Ya Álvaro Mutis supo encontrar la
poesía de la tierra caliente, el milagro de los trenes bordeando los abismos,
los hidroaviones metálicos posándose en ríos de caimanes. Ya Estanislao Zuleta
supo hacer una lectura de nuestras culturas familiares mientras dialogaba con
las grandes ideas de la modernidad. Ya Fernando González fue capaz de poner a
pensar creadoramente a una lengua acostumbrada sólo a murmurar y a insultar. Ya
Orlando Fals Borda nos enseñó a pensar con sensibilidad el territorio.
Ya José Celestino Mutis supo
intuir que aquí las verdades políticas más hondas tienen que dictarlas las
nervaduras de las hojas, el diagrama de las raíces y la lengua de las flores.

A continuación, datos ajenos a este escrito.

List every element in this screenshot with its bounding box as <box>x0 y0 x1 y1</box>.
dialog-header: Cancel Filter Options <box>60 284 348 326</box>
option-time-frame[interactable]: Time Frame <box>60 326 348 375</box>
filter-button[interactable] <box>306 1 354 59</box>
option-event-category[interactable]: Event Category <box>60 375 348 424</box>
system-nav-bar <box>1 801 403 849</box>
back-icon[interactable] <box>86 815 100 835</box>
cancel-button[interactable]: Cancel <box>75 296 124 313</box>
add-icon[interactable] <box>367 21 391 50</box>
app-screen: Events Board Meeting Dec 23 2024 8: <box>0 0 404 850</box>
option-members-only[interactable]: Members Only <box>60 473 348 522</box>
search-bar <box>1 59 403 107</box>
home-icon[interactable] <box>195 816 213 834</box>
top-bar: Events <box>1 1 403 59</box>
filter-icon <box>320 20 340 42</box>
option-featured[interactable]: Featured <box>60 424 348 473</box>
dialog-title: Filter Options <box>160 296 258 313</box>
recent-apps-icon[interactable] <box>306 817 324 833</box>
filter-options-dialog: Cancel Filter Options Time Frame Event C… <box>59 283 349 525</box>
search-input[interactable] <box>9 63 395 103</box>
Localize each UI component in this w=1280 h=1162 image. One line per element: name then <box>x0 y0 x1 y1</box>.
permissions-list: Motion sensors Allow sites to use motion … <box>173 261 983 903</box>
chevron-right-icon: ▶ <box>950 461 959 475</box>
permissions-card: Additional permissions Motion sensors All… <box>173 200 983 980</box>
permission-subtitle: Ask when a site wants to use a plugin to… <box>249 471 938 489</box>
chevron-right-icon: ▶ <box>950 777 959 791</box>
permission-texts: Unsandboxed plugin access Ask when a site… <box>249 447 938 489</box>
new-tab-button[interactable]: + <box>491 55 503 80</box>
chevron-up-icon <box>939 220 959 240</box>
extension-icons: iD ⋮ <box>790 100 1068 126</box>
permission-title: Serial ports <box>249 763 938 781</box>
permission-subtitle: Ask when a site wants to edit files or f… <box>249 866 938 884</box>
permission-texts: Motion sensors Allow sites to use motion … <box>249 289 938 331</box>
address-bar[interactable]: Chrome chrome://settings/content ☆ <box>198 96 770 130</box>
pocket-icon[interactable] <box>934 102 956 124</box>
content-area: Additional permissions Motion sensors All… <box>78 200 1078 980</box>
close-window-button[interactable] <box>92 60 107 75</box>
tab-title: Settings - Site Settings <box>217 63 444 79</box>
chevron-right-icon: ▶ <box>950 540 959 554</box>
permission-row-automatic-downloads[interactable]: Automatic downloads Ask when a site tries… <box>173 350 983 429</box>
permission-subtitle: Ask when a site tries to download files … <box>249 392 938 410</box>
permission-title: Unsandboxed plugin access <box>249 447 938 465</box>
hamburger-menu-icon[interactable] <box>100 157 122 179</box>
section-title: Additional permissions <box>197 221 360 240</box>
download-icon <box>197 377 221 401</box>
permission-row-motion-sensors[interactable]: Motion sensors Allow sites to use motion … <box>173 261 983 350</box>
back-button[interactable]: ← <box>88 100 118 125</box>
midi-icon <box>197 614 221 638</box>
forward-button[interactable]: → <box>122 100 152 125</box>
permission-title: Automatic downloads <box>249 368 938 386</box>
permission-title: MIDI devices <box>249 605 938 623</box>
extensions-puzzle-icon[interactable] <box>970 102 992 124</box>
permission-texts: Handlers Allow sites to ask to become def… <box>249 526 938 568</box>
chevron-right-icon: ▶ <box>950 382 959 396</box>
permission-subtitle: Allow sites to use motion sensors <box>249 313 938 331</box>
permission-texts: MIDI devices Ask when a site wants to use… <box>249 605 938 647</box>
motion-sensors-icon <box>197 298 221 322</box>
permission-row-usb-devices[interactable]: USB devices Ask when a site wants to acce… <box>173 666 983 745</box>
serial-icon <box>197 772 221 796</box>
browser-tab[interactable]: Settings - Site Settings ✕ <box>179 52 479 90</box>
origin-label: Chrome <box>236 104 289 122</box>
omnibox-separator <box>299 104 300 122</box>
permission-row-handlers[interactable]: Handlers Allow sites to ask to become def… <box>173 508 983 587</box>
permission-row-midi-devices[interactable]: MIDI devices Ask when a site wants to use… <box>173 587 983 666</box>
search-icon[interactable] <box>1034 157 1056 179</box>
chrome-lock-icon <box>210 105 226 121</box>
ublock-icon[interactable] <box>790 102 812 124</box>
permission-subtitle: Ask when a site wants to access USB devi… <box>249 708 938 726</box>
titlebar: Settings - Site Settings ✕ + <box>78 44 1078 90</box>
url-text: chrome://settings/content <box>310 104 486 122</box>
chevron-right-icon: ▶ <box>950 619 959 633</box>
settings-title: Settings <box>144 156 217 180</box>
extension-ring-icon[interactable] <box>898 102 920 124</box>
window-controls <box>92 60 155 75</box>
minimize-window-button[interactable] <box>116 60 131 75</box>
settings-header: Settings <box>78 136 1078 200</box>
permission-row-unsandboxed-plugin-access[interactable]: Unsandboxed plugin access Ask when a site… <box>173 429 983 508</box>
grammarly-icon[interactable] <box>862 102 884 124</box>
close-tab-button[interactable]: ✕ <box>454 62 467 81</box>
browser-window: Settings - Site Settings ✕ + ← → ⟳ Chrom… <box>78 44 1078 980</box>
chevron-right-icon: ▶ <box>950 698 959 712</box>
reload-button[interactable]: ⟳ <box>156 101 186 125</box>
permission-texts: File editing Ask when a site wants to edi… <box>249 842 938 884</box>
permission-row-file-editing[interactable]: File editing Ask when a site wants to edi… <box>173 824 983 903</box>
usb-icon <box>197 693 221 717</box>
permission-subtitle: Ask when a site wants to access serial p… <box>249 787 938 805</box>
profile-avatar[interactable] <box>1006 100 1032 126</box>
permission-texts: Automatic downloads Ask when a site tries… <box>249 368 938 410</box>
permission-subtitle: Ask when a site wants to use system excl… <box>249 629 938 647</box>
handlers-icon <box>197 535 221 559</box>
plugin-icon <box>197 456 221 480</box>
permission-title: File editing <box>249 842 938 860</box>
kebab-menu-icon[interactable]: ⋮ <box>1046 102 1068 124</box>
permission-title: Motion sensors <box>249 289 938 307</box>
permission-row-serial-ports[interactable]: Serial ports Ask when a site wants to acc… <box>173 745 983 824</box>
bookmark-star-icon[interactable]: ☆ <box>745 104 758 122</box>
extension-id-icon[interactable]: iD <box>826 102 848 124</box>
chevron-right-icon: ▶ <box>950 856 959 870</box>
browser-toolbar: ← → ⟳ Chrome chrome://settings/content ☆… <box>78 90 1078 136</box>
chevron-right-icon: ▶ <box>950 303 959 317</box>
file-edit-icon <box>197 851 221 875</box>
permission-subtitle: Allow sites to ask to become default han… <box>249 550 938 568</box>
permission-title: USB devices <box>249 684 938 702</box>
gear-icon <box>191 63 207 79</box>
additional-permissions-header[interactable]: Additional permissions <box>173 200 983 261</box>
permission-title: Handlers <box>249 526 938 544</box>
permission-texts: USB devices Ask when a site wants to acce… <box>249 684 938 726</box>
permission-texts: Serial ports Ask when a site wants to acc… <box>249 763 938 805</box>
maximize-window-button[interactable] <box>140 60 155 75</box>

Ya Humboldt nos mostró que sólo yendo de Ibagué a Buga era posible encontrar
las claves de la vegetación, instaurar la montaña como objeto de conocimiento y
fundar la geografía moderna. Aquí sólo la política está fosilizada: saben más
de Colombia José Barros, Julio Erazo, Campo Miranda y Rafael Escalona que
Miguel Antonio Caro, Lleras Restrepo, López Michelsen, los Santos, los Pastrana
y los Gaviria. Hay que volver a reunir en la mesa del café a León de Greiff,
Jorge Zalamea, Danilo Cruz Vélez, Omar Rayo, Eduardo Zalamea y Hernando Téllez
, y hacer que escuchen La gota fría, El pájaro amarillo, Lamento náufrago y El
testamento, hay que poner a Guillermo Valencia y a Nicolás Gómez Dávila a
bailar la Pollera Colorá.
La política tiene que dejar de
ser formalismo, manipulación de la gente y burocracia. Tiene que empezar a ser
la voz de los ríos, de las selvas, de los bosques de niebla, de los arroyos y
los manantiales, de los climas, de la vegetación, de la fauna silvestre, del
mestizaje, del conocimiento indígena, del colorido africano. Y sobre todo tiene
que empezar a ser la voz de la comunidad, su ingenio, su recursividad, su
capacidad de afecto, y su alegría. Hay que explorar las rutas desconocidas y
las rutas olvidadas del territorio; hay que superar la maldición del
centralismo; el corazón de la patria no está en la casa de Nariño sino en el
parque de Chiribiquete; hay que dejar de pensar que la riqueza de Colombia se
limita al petróleo y las minas: la principal riqueza es la gente, su
generosidad, su solidaridad, su capacidad de acompañarse, de hacer alegre la
vida, de cuidar a las nuevas generaciones, de proteger el territorio, de hacer
brotar por todas partes las riquezas paralelas.
Aquí nos enseñaron a hacer
política sólo con urnas, hay que devolverle la vida a la política.